DEVOLUTION

, par Estelle

A cause d’un dangereux virus, l’humanité tout entière a régressé à un stade préhistorique. Une humaine qui n’a pas "dévolué" tente de sauver le monde. Un récit ultra-violent un peu trop caricatural.

Imaginez qu’un virus provoque soudain la régression de toute une planète. Hommes préhistoriques, mammouths, tigres à dents de sabre ou insectes géants évoluant dans des cités en ruines, c’est comme si le monde était revenu des millions d’années en arrière. Rare humaine à ne pas avoir été atteinte et donc à avoir garder toutes ses facultés intellectuelles, Raja a un objectif : récupérer l’antidote au fond d’un laboratoire et sauver le monde.
La dévolution, selon Rick Remender ("Tokyo ghost", "Deadly class", "Fear agent"), c’est loin d’être une promenade de santé.
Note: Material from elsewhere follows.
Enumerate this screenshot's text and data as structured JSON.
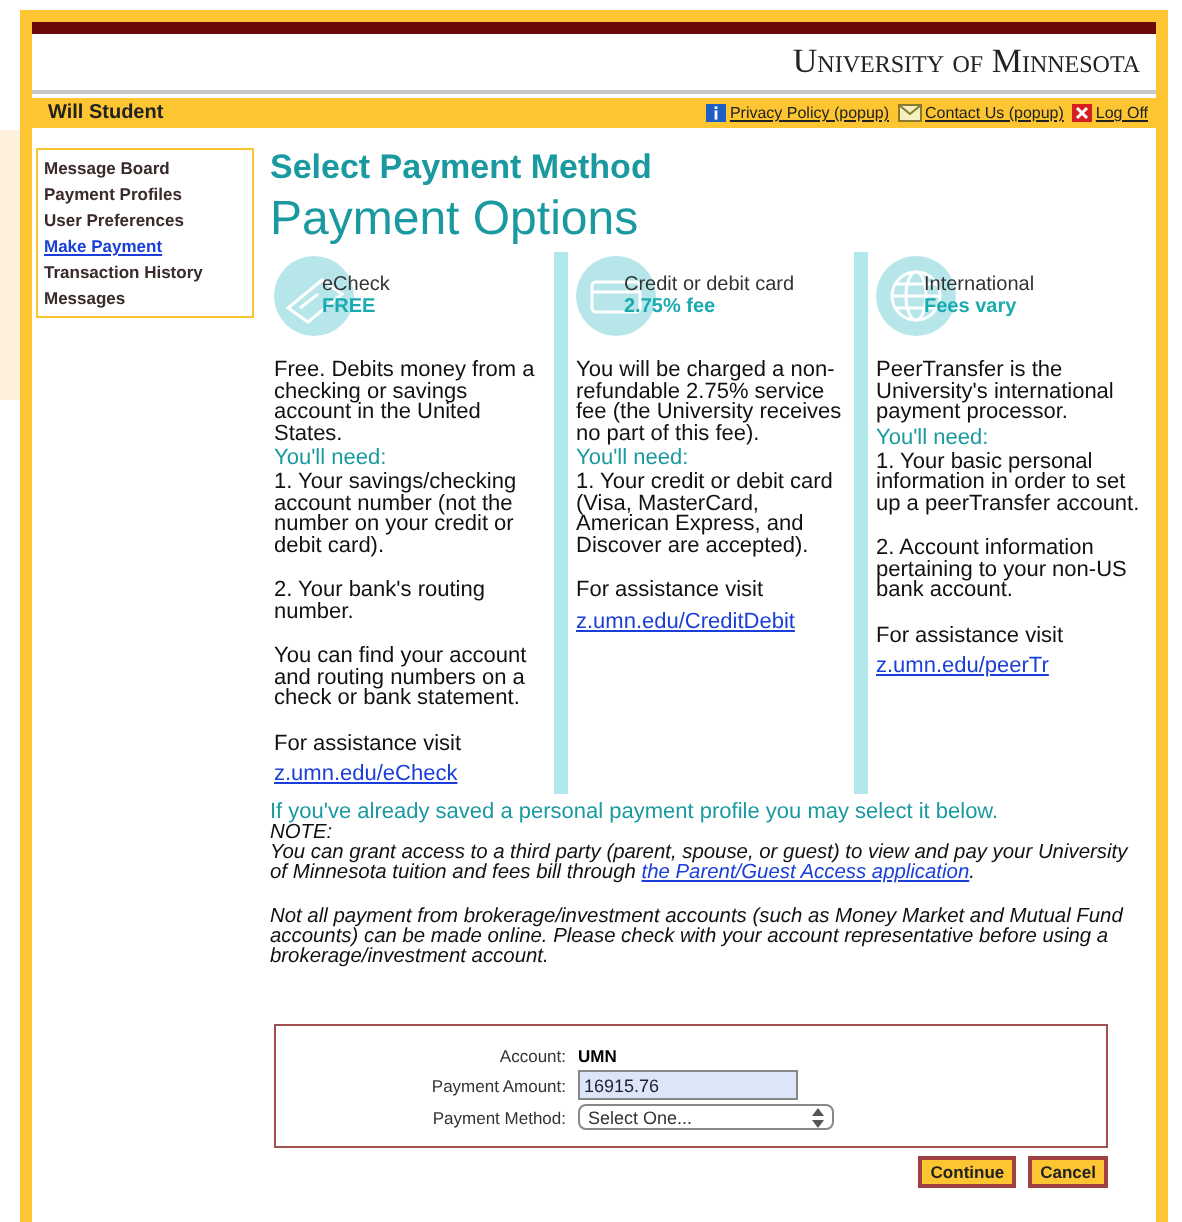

Dans un one-shot destiné à questionner notre nature profonde et notre rapport à la surconsommation et la religion, bref notre mode de vie actuel, le scénariste ne fait pas dans la nuance en réduisant l’espèce humaine "dévoluée" à une bande de sauvages dégénérés mus par leurs plus vils instincts. Suivant la même logique, Jonathan Wayshak ("When the chicken revolt") - se lâche dans l’ultra-violence et le gore : visages effrayants, créatures répugnantes, têtes fracassées et autres joyeusetés, le tout dans des décors post-apocalyptiques complètement pourris, les planches semi-réalistes sont au diapason. A côté, la couverture et les illustrations de chapitres confiées à Jae Lee seraient presque charmantes. Reste que si on comprend bien l’idée générale et que l’on accepte son côté bourrin à 200%, le récit aurait gagné à un petit peu plus de nuances et de finesse dans la caricature de ces hommes des cavernes fondamentalement mauvais et complètement dévoyés par l’absence de croyance.
A noter que Glénat a inclus à l’album une grosse série de bonus : croquis de recherche de personnages, crayonnés, story-board…

Dessinateur : Jonathan Wayshak - Scénariste : Rick Remender - Editeur : Glénat Comics - Prix : 17,50 euros.